Il caso Quagliarella e troppi silenzi

di Tony DamascelliF abio Quagliarella, in tribunale, ha detto cose tremende sui motivi che lo portarono ad abbandonare Napoli e il Napoli nel Duemiladieci: minacce di morte a lui e suo padre, lettere anonime, messaggi telefonici con l'accusa di essere un pedofilo, un camorrista e di partecipare a orge. Il fatto è gravissimo ma ancora più grave l'omertà e il silenzio del mondo del calcio e della stampa (al di là della pubblicazione della notizia), così sensibili, invece, a manifestare (giustamente) il proprio sdegno quando si tratta di episodi che sfiorano il razzismo e un altro tipo di criminalità. Sembra quasi che il Napoli bene abbia fatto a cedere il calciatore, evitandogli di restare in un ambiente così miserabile, invece di denunciare immediatamente i personaggi di questa vicenda, di smascherare chi del calcio approfitta, di liberare la squadra da questo ricatto continuo di veri delinquenti. Quagliarella riceveva insulti a Napoli, quando se ne andò alla Juventus; li riceve a Torino, dalla curva granata che non gli perdona di aver chiesto scusa, dopo un gol, proprio ai tifosi napoletani. Lo insultano non per il colore della pelle ma soltanto perché non è complice della ciurma, ma continua a fare il suo dovere. Questo al mondo del football non interessa. Non interessa che un professionista sia costretto a traslocare non per scelta tecnica del suo club ma perché qualche criminale lo minaccia e qualche ultras gli nega la possibilità di rivestire la maglia della squadra.

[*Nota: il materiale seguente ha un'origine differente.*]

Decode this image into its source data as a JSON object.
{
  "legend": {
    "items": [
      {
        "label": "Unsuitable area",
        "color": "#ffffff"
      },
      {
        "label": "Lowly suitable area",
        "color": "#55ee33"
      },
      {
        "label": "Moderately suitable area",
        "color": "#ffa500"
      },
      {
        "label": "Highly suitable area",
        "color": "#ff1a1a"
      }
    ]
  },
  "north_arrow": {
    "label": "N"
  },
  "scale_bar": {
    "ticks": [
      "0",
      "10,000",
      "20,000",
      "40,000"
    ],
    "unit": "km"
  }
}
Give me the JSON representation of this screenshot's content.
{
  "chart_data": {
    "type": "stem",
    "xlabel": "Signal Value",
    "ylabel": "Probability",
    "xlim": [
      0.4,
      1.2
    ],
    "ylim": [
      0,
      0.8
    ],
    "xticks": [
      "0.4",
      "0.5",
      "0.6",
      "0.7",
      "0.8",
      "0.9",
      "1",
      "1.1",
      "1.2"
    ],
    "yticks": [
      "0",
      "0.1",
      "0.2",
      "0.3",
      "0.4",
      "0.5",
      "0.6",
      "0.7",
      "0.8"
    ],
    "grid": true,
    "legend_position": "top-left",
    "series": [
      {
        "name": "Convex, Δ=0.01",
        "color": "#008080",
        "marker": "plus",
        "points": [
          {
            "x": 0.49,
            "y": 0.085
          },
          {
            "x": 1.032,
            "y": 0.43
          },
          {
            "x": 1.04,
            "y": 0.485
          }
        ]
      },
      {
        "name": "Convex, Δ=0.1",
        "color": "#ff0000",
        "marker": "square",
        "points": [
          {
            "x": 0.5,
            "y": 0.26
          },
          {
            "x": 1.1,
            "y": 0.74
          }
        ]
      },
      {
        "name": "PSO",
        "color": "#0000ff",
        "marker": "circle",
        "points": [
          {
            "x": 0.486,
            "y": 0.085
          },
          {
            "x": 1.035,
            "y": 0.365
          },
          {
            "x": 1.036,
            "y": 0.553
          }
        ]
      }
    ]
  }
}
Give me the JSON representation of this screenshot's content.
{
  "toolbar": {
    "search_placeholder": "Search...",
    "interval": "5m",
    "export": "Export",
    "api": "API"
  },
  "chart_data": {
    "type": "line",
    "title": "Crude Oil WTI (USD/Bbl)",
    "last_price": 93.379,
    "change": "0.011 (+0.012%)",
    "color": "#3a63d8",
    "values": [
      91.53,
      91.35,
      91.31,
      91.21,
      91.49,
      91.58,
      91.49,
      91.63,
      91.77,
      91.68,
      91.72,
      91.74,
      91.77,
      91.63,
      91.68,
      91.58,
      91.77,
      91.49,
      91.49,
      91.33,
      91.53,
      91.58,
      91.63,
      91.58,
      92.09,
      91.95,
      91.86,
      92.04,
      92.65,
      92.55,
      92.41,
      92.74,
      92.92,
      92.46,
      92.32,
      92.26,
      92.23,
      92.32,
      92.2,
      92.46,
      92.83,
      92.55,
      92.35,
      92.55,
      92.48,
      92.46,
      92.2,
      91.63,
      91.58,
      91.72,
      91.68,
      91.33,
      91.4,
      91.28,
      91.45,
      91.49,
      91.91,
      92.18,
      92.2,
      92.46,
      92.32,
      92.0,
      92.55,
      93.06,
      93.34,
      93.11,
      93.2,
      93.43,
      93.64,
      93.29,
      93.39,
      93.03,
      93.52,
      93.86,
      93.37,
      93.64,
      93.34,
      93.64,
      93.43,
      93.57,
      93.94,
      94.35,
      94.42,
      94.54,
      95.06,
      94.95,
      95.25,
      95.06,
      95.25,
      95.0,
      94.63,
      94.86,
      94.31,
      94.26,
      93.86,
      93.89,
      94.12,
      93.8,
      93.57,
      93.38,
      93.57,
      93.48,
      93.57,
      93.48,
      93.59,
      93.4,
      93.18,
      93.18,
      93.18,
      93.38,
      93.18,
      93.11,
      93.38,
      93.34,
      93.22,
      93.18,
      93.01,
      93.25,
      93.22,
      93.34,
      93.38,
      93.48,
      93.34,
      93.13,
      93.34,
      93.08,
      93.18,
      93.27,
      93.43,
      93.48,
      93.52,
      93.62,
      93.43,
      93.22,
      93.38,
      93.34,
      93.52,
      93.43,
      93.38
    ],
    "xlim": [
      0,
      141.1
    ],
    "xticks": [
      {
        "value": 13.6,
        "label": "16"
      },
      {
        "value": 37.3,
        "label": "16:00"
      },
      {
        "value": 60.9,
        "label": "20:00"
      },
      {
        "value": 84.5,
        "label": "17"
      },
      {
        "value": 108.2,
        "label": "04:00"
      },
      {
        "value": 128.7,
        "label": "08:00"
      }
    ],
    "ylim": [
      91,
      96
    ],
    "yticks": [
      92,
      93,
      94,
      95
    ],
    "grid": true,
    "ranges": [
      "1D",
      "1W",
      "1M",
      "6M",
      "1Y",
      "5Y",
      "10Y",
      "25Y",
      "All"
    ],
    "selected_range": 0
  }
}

Le ragazze di Locri hanno trovato illustrazione dopo i ricatti della ndrangheta ma Quagliarella passa, non lascia traccia se non nel tribunale dove ha parlato come parte lesa nei confronti di un agente, pensate un po', della polizia postale autore di quei messaggi anonimi e schifosi. Nessun commento del sindacato calciatori, nessuno di De Laurentiis e Cairo, nessuno da De Magistris o Saviano. Silenzio, si gioca.